Quibi content has a new home after the much-hyped streaming startup flamed out last year. Roku announced on Friday that it has acquired Quibi’s global distribution rights, and will stream the now-defunct service’s short-form videos for free (with ads) through The Roku Channel. The Wall Street Journal’s Ben Mullin reports that Roku paid less than $100 million for Quibi’s content rights.
Before it even launched in 2020, Quibi had raised $1.75 billion in venture capital. Founder-chairman Jeffrey Katzenberg and CEO Meg Whitman believed that millennials would pay a premium for professionally produced content on their phones; their star status helped the service attract investors and build an immense amount of press hype. In the end, the service fell well short of its subscriber goals, perhaps because people were content to watch regular-sized videos on their televisions at home during the pandemic. (The second-rate nature of Quibi’s content didn’t help either.)
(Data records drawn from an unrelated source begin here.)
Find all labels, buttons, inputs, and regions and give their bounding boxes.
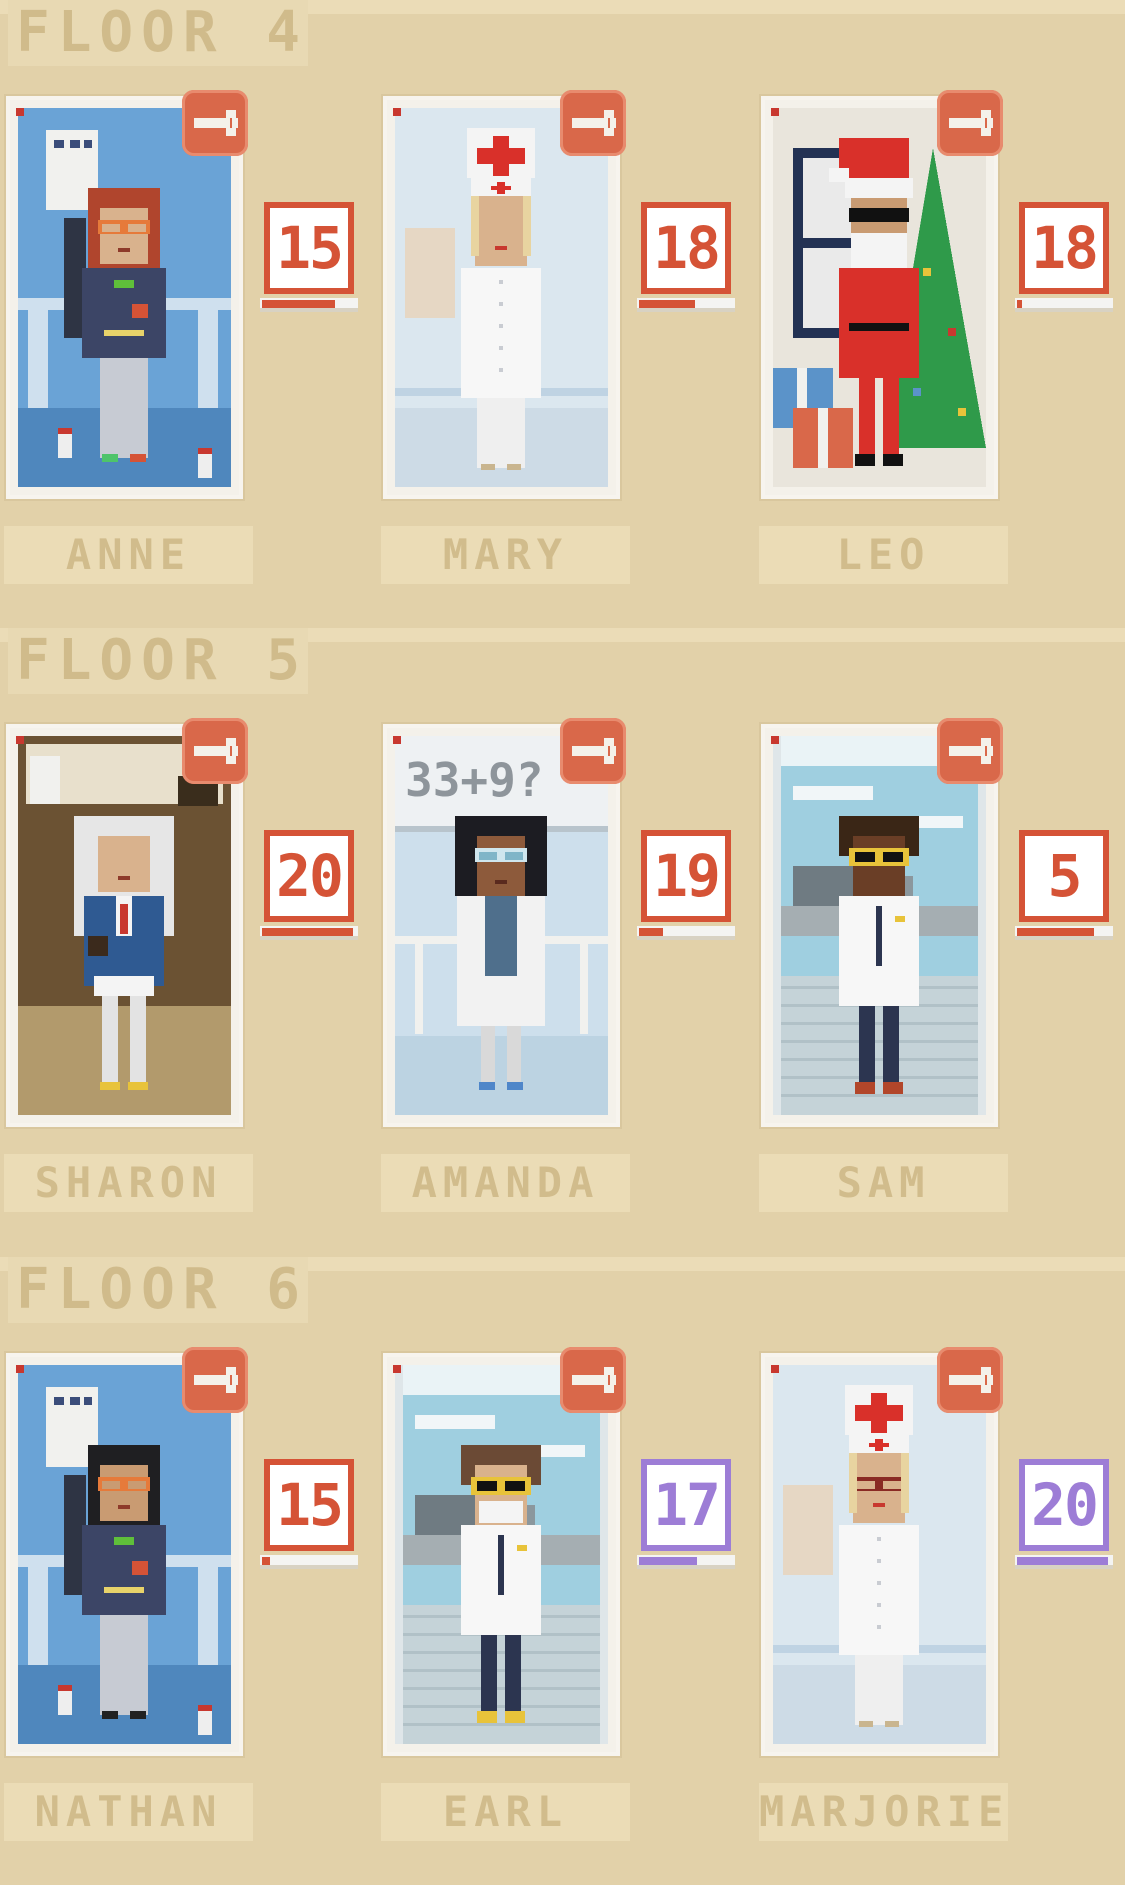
resident-card[interactable] xyxy=(383,1353,620,1756)
wrench-icon[interactable] xyxy=(560,1347,626,1413)
level-progress-bar xyxy=(260,1555,358,1569)
wrench-icon[interactable] xyxy=(560,718,626,784)
resident-sprite xyxy=(395,108,608,487)
level-progress-bar xyxy=(637,1555,735,1569)
resident-name: ANNE xyxy=(4,526,253,584)
floor-label: FLOOR 4 xyxy=(8,0,308,66)
red-dot-icon xyxy=(771,736,779,744)
level-badge: 18 xyxy=(1019,202,1109,294)
wrench-glyph xyxy=(949,1367,993,1393)
wrench-icon[interactable] xyxy=(937,1347,1003,1413)
red-dot-icon xyxy=(393,1365,401,1373)
wrench-icon[interactable] xyxy=(560,90,626,156)
resident-card[interactable] xyxy=(761,1353,998,1756)
resident-sprite: 33+9? xyxy=(395,736,608,1115)
resident-sprite xyxy=(773,108,986,487)
floor-section: FLOOR 5 20 SHARON 33+9? 19 AMANDA 5 SAM xyxy=(0,628,1125,1256)
resident-card[interactable] xyxy=(761,724,998,1127)
level-progress-bar xyxy=(1015,1555,1113,1569)
resident-portrait xyxy=(773,108,986,487)
level-progress-bar xyxy=(637,926,735,940)
red-dot-icon xyxy=(771,108,779,116)
level-badge: 15 xyxy=(264,202,354,294)
resident-name: MARJORIE xyxy=(759,1783,1008,1841)
wrench-glyph xyxy=(194,110,238,136)
level-progress-fill xyxy=(1017,1557,1108,1565)
level-progress-fill xyxy=(639,928,663,936)
level-badge: 20 xyxy=(1019,1459,1109,1551)
floor-label: FLOOR 6 xyxy=(8,1257,308,1323)
level-progress-fill xyxy=(262,300,335,308)
level-badge: 15 xyxy=(264,1459,354,1551)
resident-card[interactable] xyxy=(761,96,998,499)
resident-name: AMANDA xyxy=(381,1154,630,1212)
wrench-glyph xyxy=(572,738,616,764)
wrench-glyph xyxy=(572,1367,616,1393)
resident-portrait xyxy=(773,736,986,1115)
resident-portrait: 33+9? xyxy=(395,736,608,1115)
wrench-glyph xyxy=(572,110,616,136)
resident-sprite xyxy=(773,1365,986,1744)
floor-label: FLOOR 5 xyxy=(8,628,308,694)
floor-section: FLOOR 6 15 NATHAN 17 EARL 20 MARJORIE xyxy=(0,1257,1125,1885)
wrench-glyph xyxy=(194,738,238,764)
level-badge: 18 xyxy=(641,202,731,294)
wrench-glyph xyxy=(949,110,993,136)
wrench-icon[interactable] xyxy=(182,90,248,156)
level-progress-bar xyxy=(260,298,358,312)
level-progress-fill xyxy=(1017,300,1022,308)
level-badge: 19 xyxy=(641,830,731,922)
level-progress-bar xyxy=(1015,298,1113,312)
wrench-icon[interactable] xyxy=(182,718,248,784)
resident-portrait xyxy=(18,736,231,1115)
level-progress-fill xyxy=(639,1557,697,1565)
resident-name: SHARON xyxy=(4,1154,253,1212)
wrench-icon[interactable] xyxy=(182,1347,248,1413)
wrench-icon[interactable] xyxy=(937,90,1003,156)
level-progress-fill xyxy=(1017,928,1094,936)
resident-name: EARL xyxy=(381,1783,630,1841)
red-dot-icon xyxy=(393,108,401,116)
level-progress-bar xyxy=(637,298,735,312)
wrench-glyph xyxy=(194,1367,238,1393)
level-badge: 5 xyxy=(1019,830,1109,922)
level-progress-bar xyxy=(1015,926,1113,940)
level-badge: 20 xyxy=(264,830,354,922)
level-progress-fill xyxy=(262,1557,270,1565)
red-dot-icon xyxy=(16,108,24,116)
board-text: 33+9? xyxy=(405,753,543,807)
level-progress-bar xyxy=(260,926,358,940)
resident-name: MARY xyxy=(381,526,630,584)
resident-card[interactable] xyxy=(383,96,620,499)
resident-sprite xyxy=(18,1365,231,1744)
floor-section: FLOOR 4 15 ANNE 18 MARY 18 LEO xyxy=(0,0,1125,628)
level-badge: 17 xyxy=(641,1459,731,1551)
resident-sprite xyxy=(18,108,231,487)
level-progress-fill xyxy=(639,300,695,308)
resident-portrait xyxy=(18,108,231,487)
resident-card[interactable] xyxy=(6,96,243,499)
level-progress-fill xyxy=(262,928,353,936)
resident-portrait xyxy=(395,1365,608,1744)
resident-name: SAM xyxy=(759,1154,1008,1212)
resident-sprite xyxy=(773,736,986,1115)
red-dot-icon xyxy=(16,1365,24,1373)
resident-sprite xyxy=(395,1365,608,1744)
resident-name: LEO xyxy=(759,526,1008,584)
resident-card[interactable] xyxy=(6,724,243,1127)
red-dot-icon xyxy=(16,736,24,744)
resident-sprite xyxy=(18,736,231,1115)
red-dot-icon xyxy=(393,736,401,744)
resident-card[interactable]: 33+9? xyxy=(383,724,620,1127)
resident-portrait xyxy=(773,1365,986,1744)
resident-portrait xyxy=(395,108,608,487)
resident-card[interactable] xyxy=(6,1353,243,1756)
red-dot-icon xyxy=(771,1365,779,1373)
wrench-icon[interactable] xyxy=(937,718,1003,784)
resident-name: NATHAN xyxy=(4,1783,253,1841)
wrench-glyph xyxy=(949,738,993,764)
resident-portrait xyxy=(18,1365,231,1744)
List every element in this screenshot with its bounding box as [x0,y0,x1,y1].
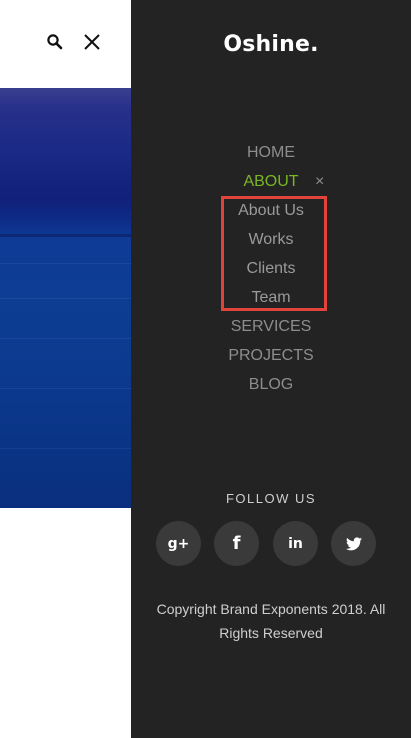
menu-item-label: ABOUT [243,173,299,190]
copyright-text: Copyright Brand Exponents 2018. All Righ… [156,601,386,641]
facebook-icon[interactable]: f [214,521,259,566]
search-icon[interactable] [43,30,67,54]
logo[interactable]: Oshine. [131,32,411,57]
menu-item-home[interactable]: HOME [131,138,411,167]
top-bar [0,0,131,88]
twitter-bird-icon [345,536,362,550]
google-plus-icon[interactable]: g+ [156,521,201,566]
hero-image [0,88,131,508]
menu-item-services[interactable]: SERVICES [131,312,411,341]
menu-item-about[interactable]: ABOUT × [131,167,411,196]
submenu-collapse-icon[interactable]: × [315,167,324,196]
submenu-item-about-us[interactable]: About Us [131,196,411,225]
submenu-item-clients[interactable]: Clients [131,254,411,283]
close-icon[interactable] [80,30,104,54]
water-ripple [0,448,131,449]
page-content [0,0,131,738]
water-ripple [0,338,131,339]
social-links: g+ f in [156,521,386,566]
submenu-item-works[interactable]: Works [131,225,411,254]
horizon-line [0,234,131,237]
water-ripple [0,388,131,389]
submenu-item-team[interactable]: Team [131,283,411,312]
menu-item-blog[interactable]: BLOG [131,370,411,399]
twitter-icon[interactable] [331,521,376,566]
follow-us-label: FOLLOW US [225,491,317,506]
water-ripple [0,263,131,264]
side-drawer: Oshine. HOME ABOUT × About Us Works Clie… [131,0,411,738]
water-ripple [0,298,131,299]
drawer-menu: HOME ABOUT × About Us Works Clients Team… [131,138,411,399]
linkedin-icon[interactable]: in [273,521,318,566]
menu-item-projects[interactable]: PROJECTS [131,341,411,370]
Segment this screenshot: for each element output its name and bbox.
But beyond just being a sad coda to a tale of Hollywood hubris, the acquisition also represents a new chapter for Roku, which has long touted itself as a neutral party in the streaming wars. By acquiring Quibi content, Roku is making a bite-sized foray into original programming—something the company once said it would not do—and underscores how Roku is trying to build up The Roku Channel to compete with other streaming services. Roku estimates that The Roku Channel reached 61.8 million people last quarter.